Dünyanın durumunu muhakeme edip yukarıdaki rakamları yazarken, toplumlar arasında ve içinde büyüyen bölünmeleri düşünmekten kendimi alamıyorum. Aynı zamanda doğanın temel olarak insan faaliyetleri ve insan kaynaklı çatışmalar nedeniyle yardım için haykırmasına, çoğu Batı ülkesinde insanları koronavirüse karşı koruyan aşının bolca bulunmasına ve dünya genelinde 4 milyondan fazla insanın salgında ölmüş olması gerçeğine rağmen, aşıyı inkar edenlerin sayısı azımsanmayacak kadar fazla. Bilim ve tıbbın bizlere korunma ve salgının kurbanı olmaktan kurtulma umudunu verebilme hızı ve bir salgın olup olmadığı konusunda akla gelebilecek her türlü anlamsız teoriye, aşının kötü olduğuna ve 5G mobil teknolojisinin koronavirüsün yayılmasından sorumlu olduğuna inananlar arasındaki ikilem son derece sinir bozucu olup, toplumsal bütünlüğe zarar vermekte. Böylesine bir inanç [yaygınlığı bakımından] salgının da ötesine geçtiği için etkili bir şekilde ele alınması gerekiyor. Bu, çoğumuzun okuduklarımızı titizlikle seçmemize, halihazırda bildiğimiz şeylerin daha fazlasını görmemize ve daha fazla alternatif bakış açısı görmemize olanak tanıyan sosyal medyanın büyüttüğü sosyal balonlarda yaşadığımız gerçeğini gösteriyor. Başka bir ifadeyle, birimizin sosyal balonu veya çevresindekiler yanlış bilgi ve dezenformasyonu paylaştığında, buna inanmamız ve paylaşmamız da daha olasıdır.

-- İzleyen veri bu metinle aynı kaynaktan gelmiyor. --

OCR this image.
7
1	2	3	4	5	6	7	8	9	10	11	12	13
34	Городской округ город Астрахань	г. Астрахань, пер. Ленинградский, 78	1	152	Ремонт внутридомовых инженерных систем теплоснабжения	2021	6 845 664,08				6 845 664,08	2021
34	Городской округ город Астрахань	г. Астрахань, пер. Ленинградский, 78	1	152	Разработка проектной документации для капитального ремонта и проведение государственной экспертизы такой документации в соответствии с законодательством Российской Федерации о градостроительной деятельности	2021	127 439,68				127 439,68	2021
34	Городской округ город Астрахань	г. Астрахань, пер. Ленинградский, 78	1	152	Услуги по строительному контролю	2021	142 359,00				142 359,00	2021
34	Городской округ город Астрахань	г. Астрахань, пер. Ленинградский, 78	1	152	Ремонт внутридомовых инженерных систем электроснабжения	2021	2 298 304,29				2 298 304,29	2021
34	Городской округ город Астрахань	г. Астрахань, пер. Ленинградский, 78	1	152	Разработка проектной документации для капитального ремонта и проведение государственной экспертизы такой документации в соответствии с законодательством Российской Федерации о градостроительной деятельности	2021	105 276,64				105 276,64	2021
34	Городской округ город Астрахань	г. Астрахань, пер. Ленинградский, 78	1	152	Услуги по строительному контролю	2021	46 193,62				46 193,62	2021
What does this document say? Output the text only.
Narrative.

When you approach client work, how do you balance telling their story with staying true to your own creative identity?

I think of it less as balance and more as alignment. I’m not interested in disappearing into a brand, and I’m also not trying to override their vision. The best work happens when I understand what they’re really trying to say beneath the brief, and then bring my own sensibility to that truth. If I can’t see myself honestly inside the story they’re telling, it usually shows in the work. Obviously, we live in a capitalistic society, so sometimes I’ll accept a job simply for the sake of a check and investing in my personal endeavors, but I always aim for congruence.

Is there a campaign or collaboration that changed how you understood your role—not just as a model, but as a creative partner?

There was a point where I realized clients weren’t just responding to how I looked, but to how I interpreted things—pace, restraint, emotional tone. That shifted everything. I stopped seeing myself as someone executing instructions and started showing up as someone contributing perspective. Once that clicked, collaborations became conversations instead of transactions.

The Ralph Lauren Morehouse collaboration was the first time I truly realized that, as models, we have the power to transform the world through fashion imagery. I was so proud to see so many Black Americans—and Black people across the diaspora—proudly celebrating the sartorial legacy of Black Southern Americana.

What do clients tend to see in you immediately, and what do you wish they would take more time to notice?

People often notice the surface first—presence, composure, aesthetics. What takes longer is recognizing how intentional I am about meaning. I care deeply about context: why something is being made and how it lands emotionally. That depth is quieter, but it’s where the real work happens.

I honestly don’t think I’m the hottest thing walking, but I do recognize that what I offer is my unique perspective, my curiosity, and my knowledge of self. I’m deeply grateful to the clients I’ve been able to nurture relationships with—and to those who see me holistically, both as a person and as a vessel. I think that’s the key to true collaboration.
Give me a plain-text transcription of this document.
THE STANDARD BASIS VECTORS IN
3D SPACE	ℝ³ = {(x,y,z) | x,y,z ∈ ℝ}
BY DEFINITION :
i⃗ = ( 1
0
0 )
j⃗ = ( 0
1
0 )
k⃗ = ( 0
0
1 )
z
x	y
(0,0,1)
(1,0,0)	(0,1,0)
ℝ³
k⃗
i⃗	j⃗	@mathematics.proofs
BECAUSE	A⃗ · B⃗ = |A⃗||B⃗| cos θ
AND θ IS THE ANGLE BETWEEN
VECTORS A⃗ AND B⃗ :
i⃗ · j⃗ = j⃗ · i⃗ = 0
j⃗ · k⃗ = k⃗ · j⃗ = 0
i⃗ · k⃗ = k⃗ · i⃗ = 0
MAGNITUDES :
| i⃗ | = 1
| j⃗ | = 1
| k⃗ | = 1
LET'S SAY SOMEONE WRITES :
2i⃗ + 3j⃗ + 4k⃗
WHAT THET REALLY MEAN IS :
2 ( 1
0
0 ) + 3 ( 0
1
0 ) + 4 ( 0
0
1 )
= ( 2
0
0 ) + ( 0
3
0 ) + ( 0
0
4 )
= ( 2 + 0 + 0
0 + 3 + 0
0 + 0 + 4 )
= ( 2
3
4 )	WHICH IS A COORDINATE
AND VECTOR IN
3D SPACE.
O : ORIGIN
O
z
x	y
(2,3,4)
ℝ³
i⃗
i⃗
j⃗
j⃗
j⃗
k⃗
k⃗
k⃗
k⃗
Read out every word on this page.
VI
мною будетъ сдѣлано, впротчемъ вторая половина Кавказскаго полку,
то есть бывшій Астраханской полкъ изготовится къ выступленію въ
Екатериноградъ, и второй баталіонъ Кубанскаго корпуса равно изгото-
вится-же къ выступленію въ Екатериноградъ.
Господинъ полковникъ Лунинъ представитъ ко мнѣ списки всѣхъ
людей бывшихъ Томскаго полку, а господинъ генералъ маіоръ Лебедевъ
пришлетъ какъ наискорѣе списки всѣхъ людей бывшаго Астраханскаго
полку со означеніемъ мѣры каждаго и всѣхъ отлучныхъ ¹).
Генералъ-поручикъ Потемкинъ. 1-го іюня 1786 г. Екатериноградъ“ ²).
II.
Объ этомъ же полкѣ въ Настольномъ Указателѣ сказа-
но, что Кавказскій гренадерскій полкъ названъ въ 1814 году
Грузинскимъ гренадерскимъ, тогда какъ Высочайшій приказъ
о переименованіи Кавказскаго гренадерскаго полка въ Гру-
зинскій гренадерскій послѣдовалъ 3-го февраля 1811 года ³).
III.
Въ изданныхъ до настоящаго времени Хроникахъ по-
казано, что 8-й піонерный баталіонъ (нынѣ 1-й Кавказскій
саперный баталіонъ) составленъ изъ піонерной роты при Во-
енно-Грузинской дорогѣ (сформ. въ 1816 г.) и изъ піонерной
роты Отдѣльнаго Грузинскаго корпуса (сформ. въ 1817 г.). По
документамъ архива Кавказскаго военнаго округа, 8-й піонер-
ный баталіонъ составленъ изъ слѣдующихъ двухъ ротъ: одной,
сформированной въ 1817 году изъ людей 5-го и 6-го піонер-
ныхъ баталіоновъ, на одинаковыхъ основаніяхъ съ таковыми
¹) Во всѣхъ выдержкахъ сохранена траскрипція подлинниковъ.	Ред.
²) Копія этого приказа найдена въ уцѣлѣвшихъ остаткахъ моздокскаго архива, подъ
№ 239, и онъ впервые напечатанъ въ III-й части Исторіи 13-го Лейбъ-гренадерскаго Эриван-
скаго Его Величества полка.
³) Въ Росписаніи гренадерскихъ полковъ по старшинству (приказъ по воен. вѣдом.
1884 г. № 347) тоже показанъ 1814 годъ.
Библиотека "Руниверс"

Demem o ki, bizler için, ya da en azından benim için huzursuz geçen bu yaz anormallikten ziyade norm haline geliyor. Salgınların, iklim değişikliğinin, savaşların ve iç savaşların dehşet verici sonuçları büyüdükçe, birçoğu sosyal medyanın her şeyi bilen gerçekliği tarafından şekillendirilen sosyal çevrelerimizde rahatlık arama eğilimine giriyoruz. Ve ne yazık ki aldatıcı konfor alanlarımızı tercih ettiğimiz için, artan küresel zorluklar karşısında tutarlı düşünmeyi ve kendimizi riske atma pahasına onları ele alma noktasında harekete geçmeyi reddediyoruz. Bu durumun hızla değişmesi gerekiyor.